Совсем уж смущенный Тихон заикнулся, что он изучал всяческие законы, не токмо что государства Российского, но и иностранных государств.

«Анпиратор» рассердился:

— Каки таки законы? Для чего законы? Законы только баре придумали, чтоб бедного человека в страхе держать, а по-настоящему никаких законов не надобно. Где что нужно — скажем, царь прикажет, а его верные слуги распорядятся. И все будет по-доброму, по-хорошему.

— Для правильного суда...

— А кто тебе сказал, что в моем государстве правильный суд будет? — насупился «анпиратор». — Ничего этого нашему величеству не надобно. Выберут мужики пяток аль десяток стариков, те и будут судить. Как по совести, то есть. Кого нужно, того и постегают. Сами и стегать будут. А суд — на что он?

Тихон совершенно увял. Мучительно напрягал мозг, стараясь придумать, чем бы снискать если не милость, то хоть снисхождение грозного «анпиратора». Напоминать о виршах и о латинском языке он считал уже опасным. Но его выручил сам «анпиратор».

— Писать обучен, гриш? И по-иностранному?

— И по-иностранному, — торопливо отозвался Бабушкин.

— Так что можешь накатать грамотки иностранным, скажем, королям да прынцам разным?

— М-могу! — ответил, поеживаясь, Бабушкин — На языке Цицерона...
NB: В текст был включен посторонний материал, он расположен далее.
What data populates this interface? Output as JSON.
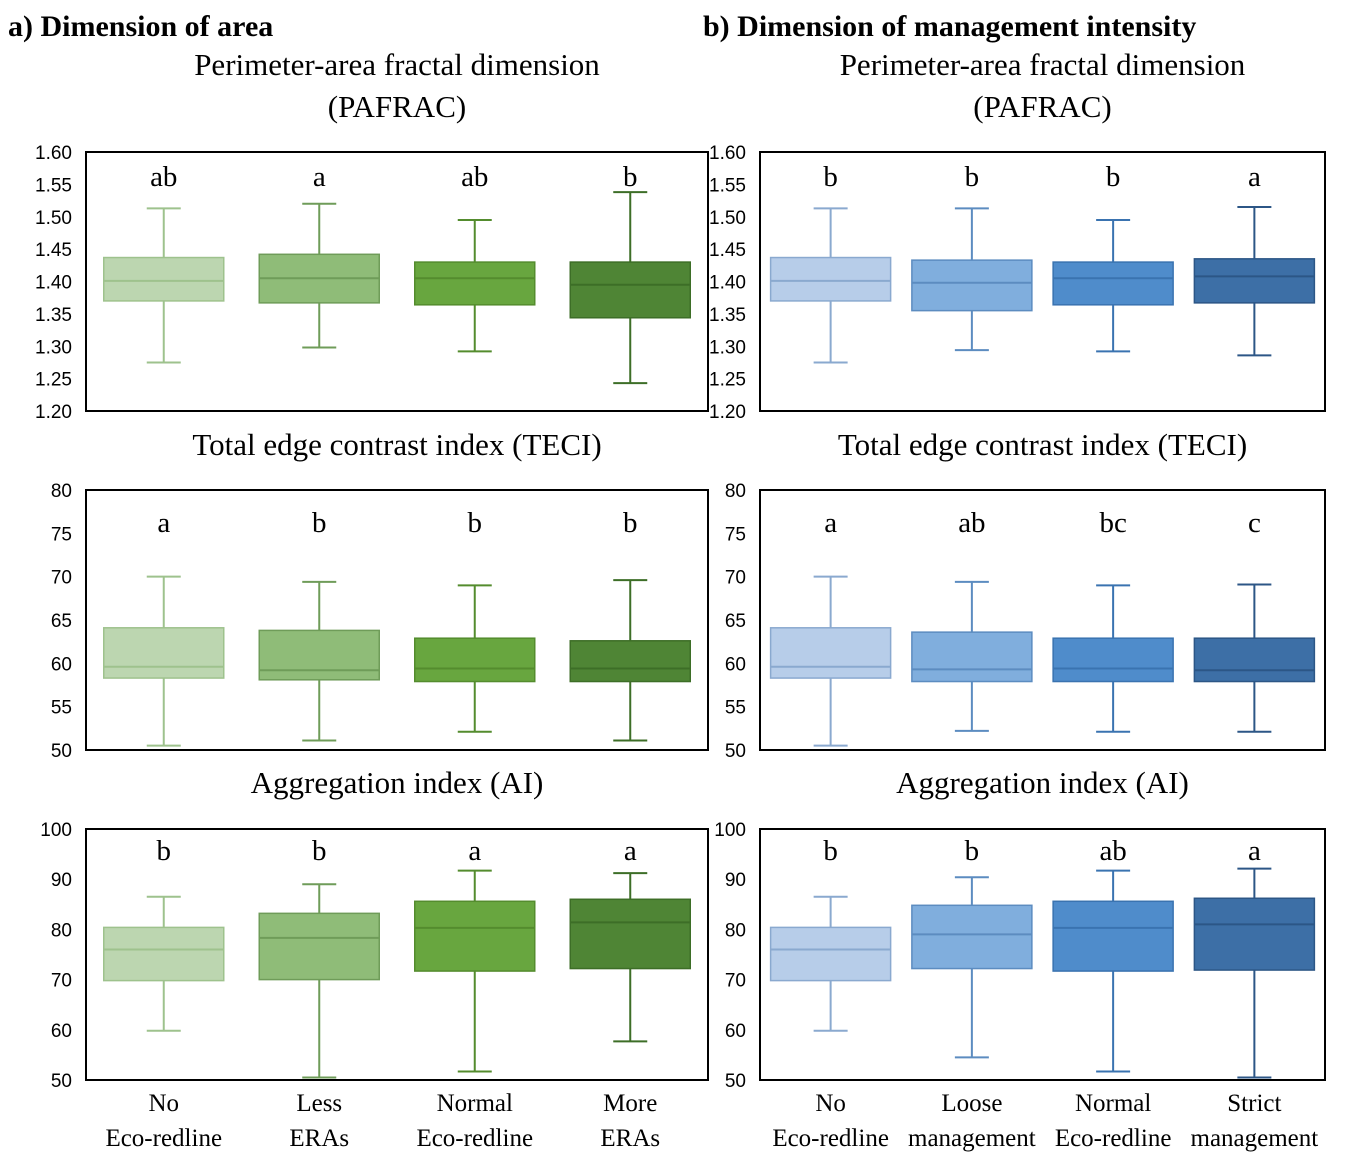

— По-немецки, что ли? Ну, ладно! Жалую тебя в наши иностранные министры. Будешь состоять при моей персоне.

Подумав, осведомился:

— Женат?

— Еще нет.

— А этого не люблю. Почему не женат? А знаешь что? Сбегай-ка ты к попу: пущай он тебя сейчас и повенчает.

— С кем? — испугался Тихон.

— Жалую тебя из моих царских рук невестой. Награждаю тебя любезной нашему сердцу стаст-дамой... Марфуткой кличут. Ничего, вальяжная девка. Муж-то ейный уж окочурился. Что ей во вдовах ходить?

Тихон не осмелился спорить, но решил как-нибудь увернуться от венчания.